Lounging on my head is a mat of finely textured brown hair. The sides and back are shaved short, not short enough to garner me any military discounts, but close. The top, with the exception of an Alfalfa-like patch near the rear that refuses to bend to the forces of gravity or human will, is pushed down and forward, while the front is spiked up like a fortress wall guarding my scalp against the onslaught of an army of combs. Highlighted by a pale complexion and under close scrutiny, my forehead is a lined, scarred and pockmarked testament to historic battles instigated by the forces of chicken pox and acne against my poor, defenseless epidermis. In addition, three horizontal fold lines have formed across my temple, possibly indicating that I spend too much time alternating between astonished excitement and furrowed disapproval.
My eyebrows, which are of a similar hue to the hair on my scalp, are thick and may often aspire to and sometimes verge upon unruliness, but I have never found them to be unmanageable. A centimeter lower, two narrow dark blue rings circumscribe the outer edges of my irises. Inside these borders are two fascinating amalgamations of sapphire, jade and gold that, when gazed into for a long time, appears to dance and shimmer from the surface of my eyes all the way to the back of my head. These jewels are, I think, one of my better features. Conversely, my nose is unquestionably my least tolerable feature. Overly large and uneven, it seems that I may have opted for the super-size when I should have ordered a medium! To make matters worse, the skin on and surrounding my schnozzle consistently manages, in seemingly paradoxical fashion, to be both dry and oily.

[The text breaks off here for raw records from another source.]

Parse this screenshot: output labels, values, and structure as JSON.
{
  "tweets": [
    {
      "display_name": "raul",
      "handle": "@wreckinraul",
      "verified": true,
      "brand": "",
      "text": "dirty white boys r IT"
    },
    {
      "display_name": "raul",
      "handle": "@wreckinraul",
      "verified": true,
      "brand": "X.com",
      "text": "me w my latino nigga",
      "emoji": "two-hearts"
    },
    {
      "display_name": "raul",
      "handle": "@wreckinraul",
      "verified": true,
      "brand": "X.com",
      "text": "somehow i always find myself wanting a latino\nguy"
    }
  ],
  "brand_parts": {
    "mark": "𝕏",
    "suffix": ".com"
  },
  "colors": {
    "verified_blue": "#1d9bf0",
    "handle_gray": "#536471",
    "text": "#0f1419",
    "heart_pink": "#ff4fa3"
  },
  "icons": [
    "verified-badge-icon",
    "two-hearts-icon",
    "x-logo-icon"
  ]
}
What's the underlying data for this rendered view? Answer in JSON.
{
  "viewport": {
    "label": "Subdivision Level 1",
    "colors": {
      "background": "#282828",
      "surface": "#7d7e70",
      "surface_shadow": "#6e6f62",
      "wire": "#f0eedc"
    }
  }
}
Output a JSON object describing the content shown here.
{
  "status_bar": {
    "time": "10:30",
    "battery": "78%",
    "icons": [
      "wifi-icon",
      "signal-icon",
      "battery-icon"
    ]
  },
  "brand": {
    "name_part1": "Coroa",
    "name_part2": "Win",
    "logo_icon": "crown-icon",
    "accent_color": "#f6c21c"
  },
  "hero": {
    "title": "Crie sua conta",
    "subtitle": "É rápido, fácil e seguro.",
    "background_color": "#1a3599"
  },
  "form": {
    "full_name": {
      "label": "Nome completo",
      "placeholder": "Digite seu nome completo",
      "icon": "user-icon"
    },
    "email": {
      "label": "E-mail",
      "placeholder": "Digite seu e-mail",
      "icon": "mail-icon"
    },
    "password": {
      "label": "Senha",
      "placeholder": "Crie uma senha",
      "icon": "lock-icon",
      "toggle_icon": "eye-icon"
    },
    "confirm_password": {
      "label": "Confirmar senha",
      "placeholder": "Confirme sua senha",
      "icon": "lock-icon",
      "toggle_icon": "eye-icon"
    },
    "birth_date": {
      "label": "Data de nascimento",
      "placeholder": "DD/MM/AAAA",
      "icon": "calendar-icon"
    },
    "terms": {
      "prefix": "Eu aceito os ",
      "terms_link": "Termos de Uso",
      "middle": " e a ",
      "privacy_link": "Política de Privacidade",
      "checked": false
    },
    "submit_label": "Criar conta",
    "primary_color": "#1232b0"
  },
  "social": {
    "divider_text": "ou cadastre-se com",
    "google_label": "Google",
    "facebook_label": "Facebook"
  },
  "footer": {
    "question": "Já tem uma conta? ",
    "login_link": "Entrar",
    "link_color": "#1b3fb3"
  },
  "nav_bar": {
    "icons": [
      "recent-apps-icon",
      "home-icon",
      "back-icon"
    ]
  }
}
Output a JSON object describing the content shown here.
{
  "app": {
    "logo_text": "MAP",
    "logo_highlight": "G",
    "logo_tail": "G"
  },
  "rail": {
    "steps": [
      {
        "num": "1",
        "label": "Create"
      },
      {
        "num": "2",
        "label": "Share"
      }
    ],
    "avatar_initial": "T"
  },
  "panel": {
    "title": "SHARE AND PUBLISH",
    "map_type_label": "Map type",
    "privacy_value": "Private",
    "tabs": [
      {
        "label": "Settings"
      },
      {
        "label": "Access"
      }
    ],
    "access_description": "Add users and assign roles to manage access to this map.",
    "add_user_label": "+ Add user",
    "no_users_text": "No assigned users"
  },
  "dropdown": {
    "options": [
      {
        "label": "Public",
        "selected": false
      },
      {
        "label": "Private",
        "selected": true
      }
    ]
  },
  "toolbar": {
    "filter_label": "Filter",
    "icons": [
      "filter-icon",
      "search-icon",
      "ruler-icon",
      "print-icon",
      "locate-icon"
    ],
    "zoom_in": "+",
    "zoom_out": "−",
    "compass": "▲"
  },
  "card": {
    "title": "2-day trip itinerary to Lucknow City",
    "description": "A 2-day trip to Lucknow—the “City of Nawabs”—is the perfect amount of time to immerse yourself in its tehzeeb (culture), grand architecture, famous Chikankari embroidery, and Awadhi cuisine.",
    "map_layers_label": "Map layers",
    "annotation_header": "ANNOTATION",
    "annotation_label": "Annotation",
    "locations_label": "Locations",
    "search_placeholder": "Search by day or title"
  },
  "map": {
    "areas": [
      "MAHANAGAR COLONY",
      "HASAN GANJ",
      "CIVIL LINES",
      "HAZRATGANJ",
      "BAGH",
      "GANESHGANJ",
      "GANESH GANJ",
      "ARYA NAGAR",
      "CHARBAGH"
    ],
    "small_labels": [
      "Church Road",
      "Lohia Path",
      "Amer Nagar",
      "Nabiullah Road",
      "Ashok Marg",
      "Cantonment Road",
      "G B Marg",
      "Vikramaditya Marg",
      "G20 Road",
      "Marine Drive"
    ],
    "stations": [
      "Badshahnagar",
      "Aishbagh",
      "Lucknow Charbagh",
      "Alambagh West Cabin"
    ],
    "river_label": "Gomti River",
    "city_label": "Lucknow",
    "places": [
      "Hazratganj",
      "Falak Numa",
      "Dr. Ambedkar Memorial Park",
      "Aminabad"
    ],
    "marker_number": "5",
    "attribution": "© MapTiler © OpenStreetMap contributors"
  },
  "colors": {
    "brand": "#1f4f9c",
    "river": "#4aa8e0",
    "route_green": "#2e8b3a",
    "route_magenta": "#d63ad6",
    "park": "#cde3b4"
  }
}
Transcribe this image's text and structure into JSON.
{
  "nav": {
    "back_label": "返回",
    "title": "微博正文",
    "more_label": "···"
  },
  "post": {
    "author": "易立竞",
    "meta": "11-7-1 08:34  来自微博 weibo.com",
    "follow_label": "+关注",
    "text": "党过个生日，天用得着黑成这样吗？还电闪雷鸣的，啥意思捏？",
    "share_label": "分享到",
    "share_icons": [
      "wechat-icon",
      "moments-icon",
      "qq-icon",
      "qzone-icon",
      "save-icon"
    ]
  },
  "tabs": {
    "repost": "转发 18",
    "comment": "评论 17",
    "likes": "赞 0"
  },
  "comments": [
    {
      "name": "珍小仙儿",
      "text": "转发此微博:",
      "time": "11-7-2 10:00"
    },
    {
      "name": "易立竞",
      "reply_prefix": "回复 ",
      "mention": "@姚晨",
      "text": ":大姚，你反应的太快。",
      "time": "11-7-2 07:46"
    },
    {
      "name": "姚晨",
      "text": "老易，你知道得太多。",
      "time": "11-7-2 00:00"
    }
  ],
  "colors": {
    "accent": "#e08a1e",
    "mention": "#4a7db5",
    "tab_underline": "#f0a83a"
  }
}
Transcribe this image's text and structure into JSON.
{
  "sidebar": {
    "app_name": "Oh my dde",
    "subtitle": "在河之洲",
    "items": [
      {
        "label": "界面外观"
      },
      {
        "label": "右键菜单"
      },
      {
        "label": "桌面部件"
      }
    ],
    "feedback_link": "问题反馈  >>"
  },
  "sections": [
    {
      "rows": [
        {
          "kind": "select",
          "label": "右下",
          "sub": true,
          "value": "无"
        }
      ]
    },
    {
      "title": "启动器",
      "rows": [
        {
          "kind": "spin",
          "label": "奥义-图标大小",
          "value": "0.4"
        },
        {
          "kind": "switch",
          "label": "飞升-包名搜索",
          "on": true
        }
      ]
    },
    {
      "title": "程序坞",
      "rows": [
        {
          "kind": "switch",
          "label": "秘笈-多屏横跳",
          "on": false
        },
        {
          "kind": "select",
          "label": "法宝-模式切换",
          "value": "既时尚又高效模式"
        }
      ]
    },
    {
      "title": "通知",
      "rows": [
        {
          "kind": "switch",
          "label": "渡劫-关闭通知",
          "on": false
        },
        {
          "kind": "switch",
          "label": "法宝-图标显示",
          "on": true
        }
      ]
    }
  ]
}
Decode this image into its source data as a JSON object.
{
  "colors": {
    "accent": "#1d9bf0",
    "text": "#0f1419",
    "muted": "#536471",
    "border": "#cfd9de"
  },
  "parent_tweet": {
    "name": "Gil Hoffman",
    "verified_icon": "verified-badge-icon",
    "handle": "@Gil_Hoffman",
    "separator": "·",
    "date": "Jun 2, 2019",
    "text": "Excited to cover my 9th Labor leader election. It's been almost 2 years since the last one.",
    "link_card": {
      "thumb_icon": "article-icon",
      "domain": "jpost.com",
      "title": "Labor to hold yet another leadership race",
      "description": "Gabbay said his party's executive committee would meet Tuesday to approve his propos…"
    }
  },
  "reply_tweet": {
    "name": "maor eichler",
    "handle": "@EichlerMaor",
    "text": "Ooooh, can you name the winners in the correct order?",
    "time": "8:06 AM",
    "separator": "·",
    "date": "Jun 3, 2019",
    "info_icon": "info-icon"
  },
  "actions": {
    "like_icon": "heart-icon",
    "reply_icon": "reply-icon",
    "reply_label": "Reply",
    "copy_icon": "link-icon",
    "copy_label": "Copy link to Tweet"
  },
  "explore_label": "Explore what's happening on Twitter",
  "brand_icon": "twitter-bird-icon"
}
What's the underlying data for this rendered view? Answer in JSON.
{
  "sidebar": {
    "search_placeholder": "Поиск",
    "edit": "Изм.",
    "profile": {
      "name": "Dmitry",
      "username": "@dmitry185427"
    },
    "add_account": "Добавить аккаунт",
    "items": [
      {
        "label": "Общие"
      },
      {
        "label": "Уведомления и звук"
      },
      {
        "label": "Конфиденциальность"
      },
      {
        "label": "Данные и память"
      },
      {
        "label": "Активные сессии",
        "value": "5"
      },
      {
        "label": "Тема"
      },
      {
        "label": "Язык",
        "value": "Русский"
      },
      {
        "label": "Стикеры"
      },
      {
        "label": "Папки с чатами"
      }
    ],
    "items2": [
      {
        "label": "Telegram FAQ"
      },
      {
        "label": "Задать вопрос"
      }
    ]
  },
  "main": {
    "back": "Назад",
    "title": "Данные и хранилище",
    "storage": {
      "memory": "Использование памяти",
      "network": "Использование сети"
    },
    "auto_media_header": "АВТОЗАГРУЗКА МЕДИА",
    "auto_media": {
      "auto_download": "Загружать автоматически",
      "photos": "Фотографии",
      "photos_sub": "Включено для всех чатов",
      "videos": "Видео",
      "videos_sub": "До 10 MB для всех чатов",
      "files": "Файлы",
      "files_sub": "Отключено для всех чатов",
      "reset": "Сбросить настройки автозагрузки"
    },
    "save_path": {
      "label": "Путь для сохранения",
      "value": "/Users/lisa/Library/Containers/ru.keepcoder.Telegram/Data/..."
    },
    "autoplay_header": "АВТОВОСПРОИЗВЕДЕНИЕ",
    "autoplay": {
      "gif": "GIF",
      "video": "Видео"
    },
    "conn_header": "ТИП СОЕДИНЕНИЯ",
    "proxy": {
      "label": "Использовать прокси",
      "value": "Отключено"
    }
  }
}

My lips are full and evenly matched, save for when they are pursed and my upper lip seems to be swallowed by its bottom partner. Often in need of ChapStick, but rarely in possession of it, they tend to be parched and cracked. My jaw line is firm but rounded and is hidden by a scraggly, auburn-shaded beard. These glorified whiskers are constantly threatening to creep and crawl down my collar and are often encouraged in this endeavor by my inconsistent shaving habits. My neck is thin and unremarkable except for a single lonely mole that, like a rose in the desert, seems curiously, but not unpleasantly, out of place.
As the most noteworthy and identifiable of physical characteristics, our faces have interesting things to say about who we are. Not for nothing does the old maxim remind us to “Put our best faces forward.” My best face may not be perfect and there are certainly things that I would change about it if I could, but my mug is generally satisfactory and could, I like to believe, be loved by more than just my mother.